To: TH who wrote (99869)12/4/2000 12:49:53 AM
From: amadeus  Read Replies (2) | Respond to of 769670
 
"IF THE VOTE WERE FLAWLESS..."

has anyone commented on this?
it shows a win by 23,000 votes for gore
if all ballots were cast and counted correctly.

have heard it in the news on cnn, and local radio.
my thoughts are that it is probably too conservative,
especially given the percentage of
undervotes in black precincts often ranged from 12% to
as high as 1/3,
given they represent over 900,000 votes.. and
voted in extraordinarily high percentages for gore.
of course our system is not flawless,
and the will of the people is not paramount in our
system anyway. if it were, only the
popular vote would matter.
//////////

miamiherald.com
>>>In a race so tight, it may never be known for certain. But an analysis commissioned by The Herald of voting patterns in each of the state's 5,885 precincts suggests that Florida likely would have gone to Al Gore -- by a slim 23,000 votes -- rather than George W. Bush, the officially certified victor by the wispy margin of 537.

>>
The analysis also confirmed that the voters in Democratic precincts had a far greater chance of having their ballots rejected. Only 1 in every 40 ballots were rejected in precincts Bush won, while 1 of every 27 ballots were rejected in precincts Gore won.

>>Statewide, at least 185,000 ballots were discarded, rejected as either undervotes (failing for whatever reason to successfully mark a ballot or punch out a chad) or overvotes (selecting more than one candidate for whatever reason). That number includes rejected absentee ballots.

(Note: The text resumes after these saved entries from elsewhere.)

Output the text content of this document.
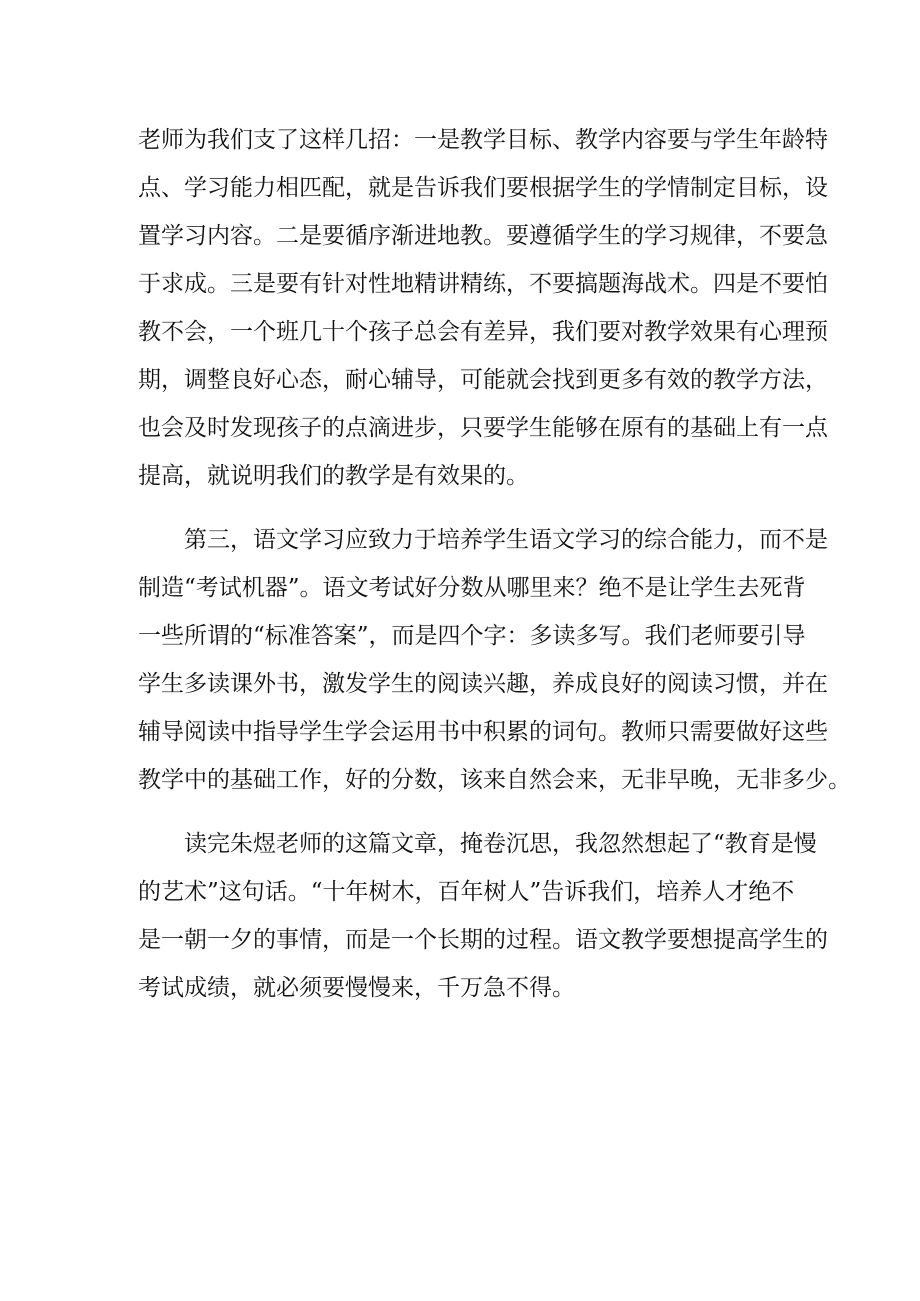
老师为我们支了这样几招：一是教学目标、教学内容要与学生年龄特
点、学习能力相匹配，就是告诉我们要根据学生的学情制定目标，设
置学习内容。二是要循序渐进地教。要遵循学生的学习规律，不要急
于求成。三是要有针对性地精讲精练，不要搞题海战术。四是不要怕
教不会，一个班几十个孩子总会有差异，我们要对教学效果有心理预
期，调整良好心态，耐心辅导，可能就会找到更多有效的教学方法，
也会及时发现孩子的点滴进步，只要学生能够在原有的基础上有一点
提高，就说明我们的教学是有效果的。
第三，语文学习应致力于培养学生语文学习的综合能力，而不是
制造“考试机器”。语文考试好分数从哪里来？绝不是让学生去死背
一些所谓的“标准答案”，而是四个字：多读多写。我们老师要引导
学生多读课外书，激发学生的阅读兴趣，养成良好的阅读习惯，并在
辅导阅读中指导学生学会运用书中积累的词句。教师只需要做好这些
教学中的基础工作，好的分数，该来自然会来，无非早晚，无非多少。
读完朱煜老师的这篇文章，掩卷沉思，我忽然想起了“教育是慢
的艺术”这句话。“十年树木，百年树人”告诉我们，培养人才绝不
是一朝一夕的事情，而是一个长期的过程。语文教学要想提高学生的
考试成绩，就必须要慢慢来，千万急不得。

If those ballots had been included and those voters behaved like their neighbors in the same precincts, Bush would have gotten about 78,000 (42 percent) of the uncounted votes and Gore would have gotten more than 103,000 (56 percent). The remaining 4,000 or so would have gone to the minor candidates.
>>
even if the analysis were adjusted to include the remote possibility that 90 percent of voters whose ballots were discarded actually intended to skip the race, the margin still would make a decisive difference for Gore -- about 1,400 votes.